Otro ejemplo es que Petróleos Mexicanos (PEMEX) cuenta con un padrón de 22,316 personas jubiladas pertenecientes al régimen de confianza, por los cuales se paga un monto anua/izado de 24,844 mdp (veinticuatro mil ochocientos cuarenta y cuatro millones de pesos). Esto se traduce en que los pensionados de PEMEX reciben en promedio hasta 39 veces más que el promedio nacional.
Por citar otros ejemplos, Nacional Financiera (NAFIN) cuenta con un padrón de 1, 449 personas jubiladas pertenecientes al régimen de confianza, por las cuales se paga un monto anua/izado de 643 mdp (seiscientos cuarenta y tres millones de pesos).
Mientras que Banco Nacional de Obras y Servicios Públicos (BANOBRAS) cuenta con un padrón de 1,521 personas jubiladas pertenecientes al régimen de confianza, por los cuales se paga un monto anuo/izado de 1,029 mdp (mil veintinueve millones de pesos).
En contraste, según datos del Instituto Mexicano del Seguro Social (IMSS), la Pensión Mínima Garantizada asciende a un salario mínimo de la Ciudad de México.
Esta situación pone en evidencia que ex servidores públicos de diversas entidades paraestatales perciben remuneraciones que superan ampliamente el promedio nacional.

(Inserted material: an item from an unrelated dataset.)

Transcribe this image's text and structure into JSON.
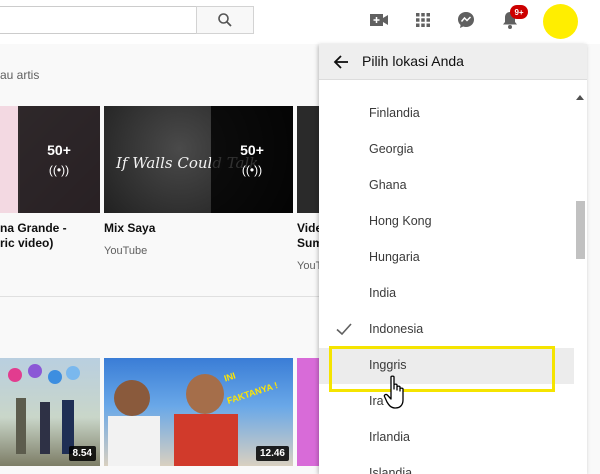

Esta restricción es extensiva a quienes son servidores públicos de la Federación, de las entidades federativas, de los municipios y de las demarcaciones territoriales de la Ciudad de México, de sus entidades y dependencias, así como de sus administraciones paraestatales y paramunicipales, fideicomisos públicos, instituciones y organismos autónomos, y cualquier otro ente público.
De acuerdo con el dictamen, el mismo surge bajo la necesidad de establecer un límite claro y uniforme sobre el uso de los recursos públicos destinados a las remuneraciones por el desempeño de la función, empleo, cargo o comisión de las personas servidoras públicas.
Según el documento, lo anterior resulta contrario al principio de austeridad republicana, pues, sin duda, las jubilaciones y pensiones que superan ampliamente los parámetros constitucionales en materia de remuneración conllevan a mantener un esquema que se aparta de los principios de proporcionalidad, equidad y racionalidad presupuestaria del gasto público.
Cuando esto ocurre, se desvirtúa el propósito original de garantizar una vida digna después de la etapa laboral, por lo que también se coincide con la titular del Poder Ejecutivo, que no puede convertirse en un mecanismo de “… generación de privilegios ni de percepciones desproporcionadas financiadas con recursos del Estado… “.
Cuando la vida digna del servidor público se transforma en privilegios financiados por todas y todos, se pierde la causa de protección económica para los trabajadores mexicanos.
El gasto público se desvirtúa cuando es concedido para atender el beneficio individual por encima del bienestar colectivo, de acuerdo con el dictamen.